Ausreichend musikalisch?
„Bei uns in der Familie ist keiner musikalisch. Hat es dann überhaupt einen Sinn, wenn mein Kind ein Instrument lernt?“ Diese Frage hören Musikpädagogen sehr oft. Forschungen haben ergeben, dass jeder Mensch grundsätzlich ein gewisses Potential an Musikalität in sich trägt. Dies kann gefördert oder eben vernachlässigt werden. Begabung ist für das erfolgreiche Erlernen eines Musikinstrumentes nur eine Komponente. Oft sind gerade durchschnittlich begabte Schüler durch Fleiß, Motivation und Freude am Musizieren zu großartigen Musikern geworden. Oder aber auch umgekehrt: so manches hochgejubelte „Wunderkind“ hat durch überehrgeizige Eltern oder mangelnde übung die Freude am Instrument verloren. Die richtige Balance zwischen Fördern und (über)fordern ist hier gefragt!

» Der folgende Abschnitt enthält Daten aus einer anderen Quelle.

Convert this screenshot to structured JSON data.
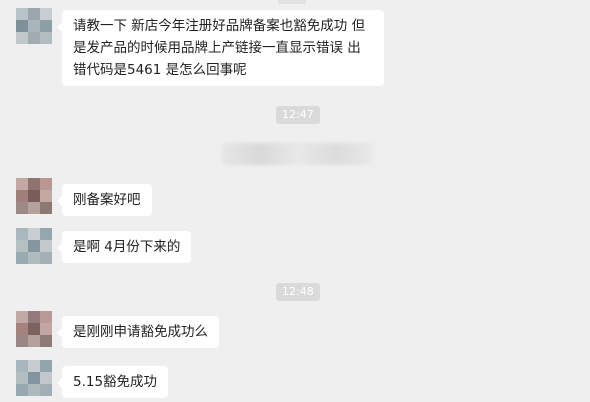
{
  "chat": {
    "messages": [
      {
        "text_lines": [
          "请教一下 新店今年注册好品牌备案也豁免成功 但",
          "是发产品的时候用品牌上产链接一直显示错误  出",
          "错代码是5461 是怎么回事呢"
        ]
      },
      {
        "text": "刚备案好吧"
      },
      {
        "text": "是啊 4月份下来的"
      },
      {
        "text": "是刚刚申请豁免成功么"
      },
      {
        "text": "5.15豁免成功"
      }
    ],
    "timestamps": [
      "12:47",
      "12:48"
    ]
  },
  "colors": {
    "background": "#efefef",
    "bubble": "#ffffff",
    "timestamp_bg": "#dadada",
    "text": "#222222"
  },
  "icons": {
    "avatar": "pixelated-avatar",
    "redaction": "blurred-redaction"
  }
}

Klavier, Gitarre oder Flöte?
Das Erlernen eines Musikinstrumentes sollte in erster Linie der Wunsch des Kindes sein. Eltern können Kindern zwar vom Babyalter an Musik auf spielerische Weise schmackhaft machen, dennoch hat es wenig Sinn den Sohn oder die Tochter zum Erlernen eines bestimmten Instrumentes zu überreden. Nur weil das Akkordeon von Tante Gabi unbenutzt in der Ecke steht oder die eigene Schulflöte in der Schublade ihr Dasein fristet, sollte die Tochter dennoch Violine lernen dürfen!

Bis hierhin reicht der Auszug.